Five hours and 25 minutes after arrival in the ED, the patient was taken to the OR for an exploratory laparotomy with a pre-operative diagnosis of hemorrhagic shock due to intra-abdominal bleeding. At surgery more than 2 liters of blood and clots were evacuated. There was extensive mesentery laceration at the mid-ileum and ileocecal levels, a complete small bowel tear at the proximal to mid ileum, and a small bowel perforation at the distal ileum. Bowel was resected from the proximal ileum to the distal ascending colon with a primary anastamosis.
Post-operatively the patient did not wake up, was unresponsive to painful stimuli and flaccid in all four extremities. She is in a chronic vegetative state secondary to hypoxic anoxic encephalopathy.
The patient’s family sued the ED physician, the hospital, and the radiologist. It was alleged that the radiologist failed to correctly interpret the CT abdomen/pelvis, and failed to emergently communicate the abnormal findings to the attending ED physician.
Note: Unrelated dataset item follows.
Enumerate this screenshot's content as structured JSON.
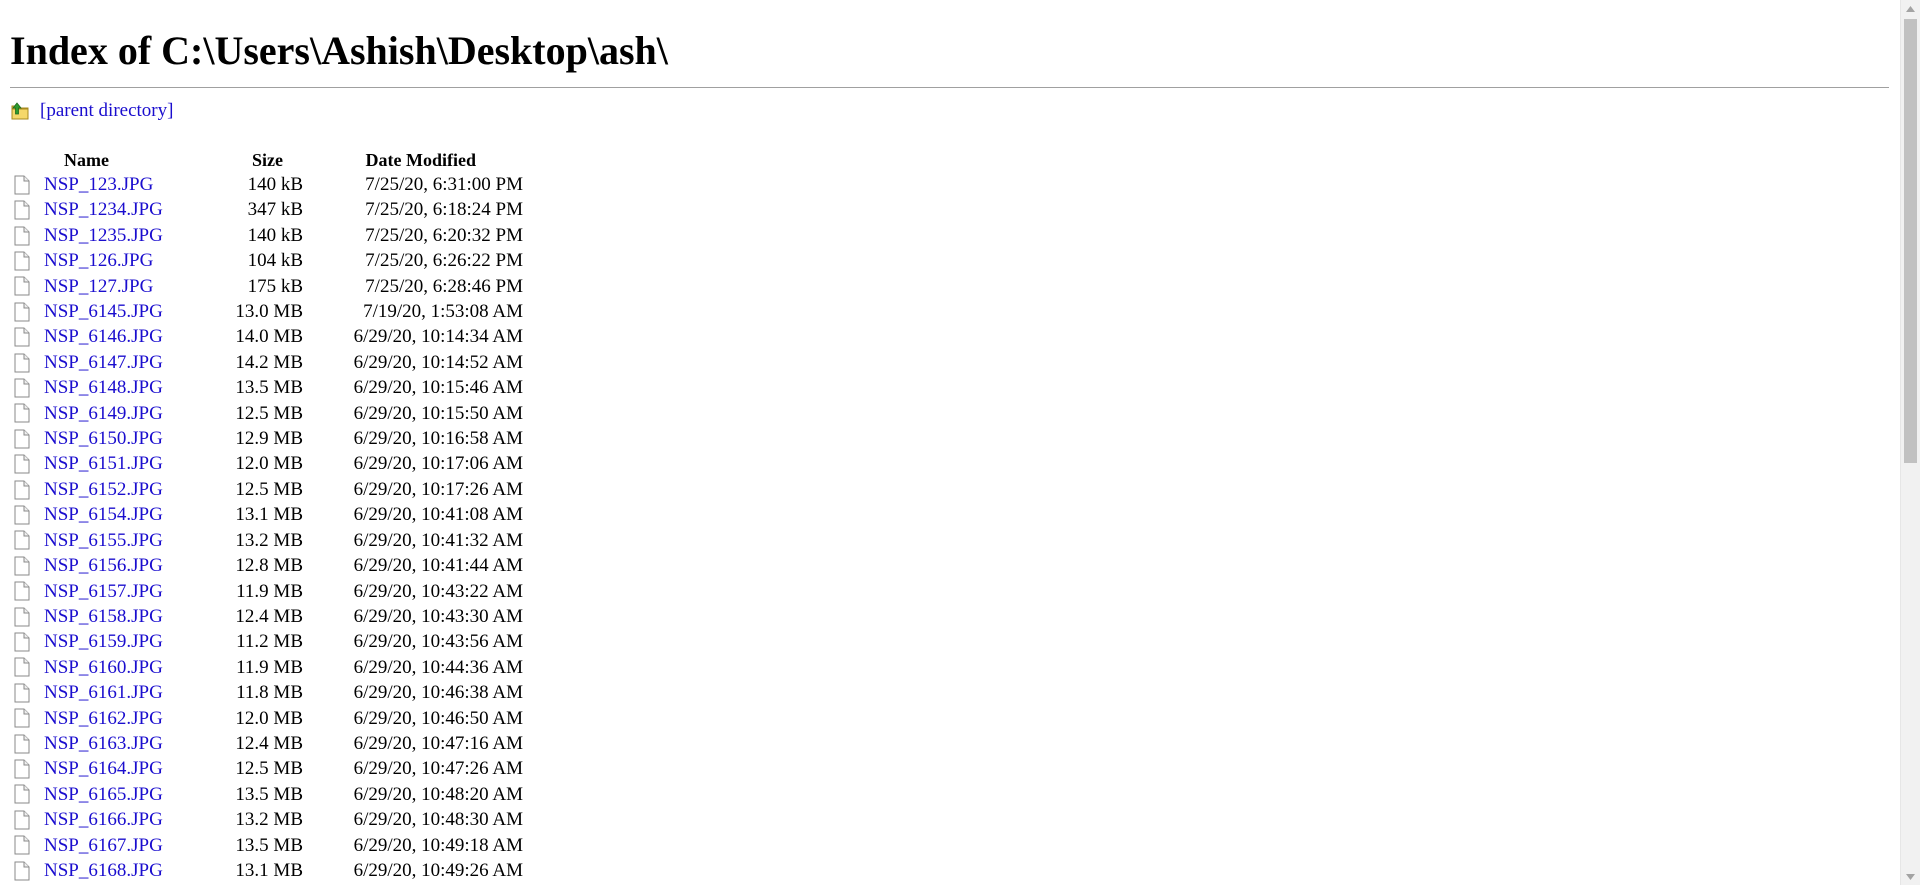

Upon expert review the CT abdomen/pelvis demonstrates considerable free fluid around the liver and spleen, throughout the peritoneal cavity, in the paracolic gutters and in the pelvis. An interloop fluid collection is present in the right abdomen. The wall of the 2nd duodenum and distal small bowel is thickened. There is edema within the mesentery and small bubbles of air in the anterior mesentery. The bowel wall enhances.
The case was settled in the high range.
Risk Management Commentary
This patient suffered a classic “seat belt injury”, feared by Emergency physicians and Trauma surgeons. Emergency physicians must heavily rely upon their Radiology colleagues to interpret CT studies, as they typically have no training in this area.
From a clinical risk management perspective, examining physicians should attempt to rule out intra-abdominal injury when patients wearing restraints are involved in high velocity road accidents, and have complaints of abdominal or shoulder pain.
Bowel and mesenteric injury (BMI) following blunt abdominal trauma occurs in 1% of patients undergoing CT for blunt abdominal trauma and 3-5% of patients undergoing laparotomy for blunt abdominal trauma. Since clinical signs are absent in >50% of patients with BMI, CT abdomen/pelvis is the best method of evaluating these patients. Direct CT signs of BMI are bowel discontinuity, free intraperitoneal contrast or air, and intramural air. Indirect CT signs of BMI are free intraperitoneal fluid (especially in the absence of solid organ injury), bowel wall enhancement or thickening, and mesenteric edema. When CT signs of BMI are present, exploratory laparotomy is indicated.1,2
The presence of free intraperitoneal fluid following blunt abdominal trauma (even without identifying other positive findings) suggests the possibility of BMI.
When a significant finding that may alter the immediate course of patient care is found on an imaging exam, personal communication (in person or by phone) between the radiologist and the attending physician is required. In an emergent care setting, personal, direct or telephone communication is the only reliable way to communicate significant findings.
1 Rizzo MJ, Federle MP, Griffiths BG. Bowel and mesenteric injury following blunt abdominal trauma: evaluation with CT. Radiology 1989; 173: 143-148.
2 Brody JM, Leighton DB, Murphy BL, et al. CT of Blunt Trauma Bowel and Mesenteric Injury: Typical Findings and Pitfalls in Diagnosis. RadioGraphics 2000; 20: 1525-1536.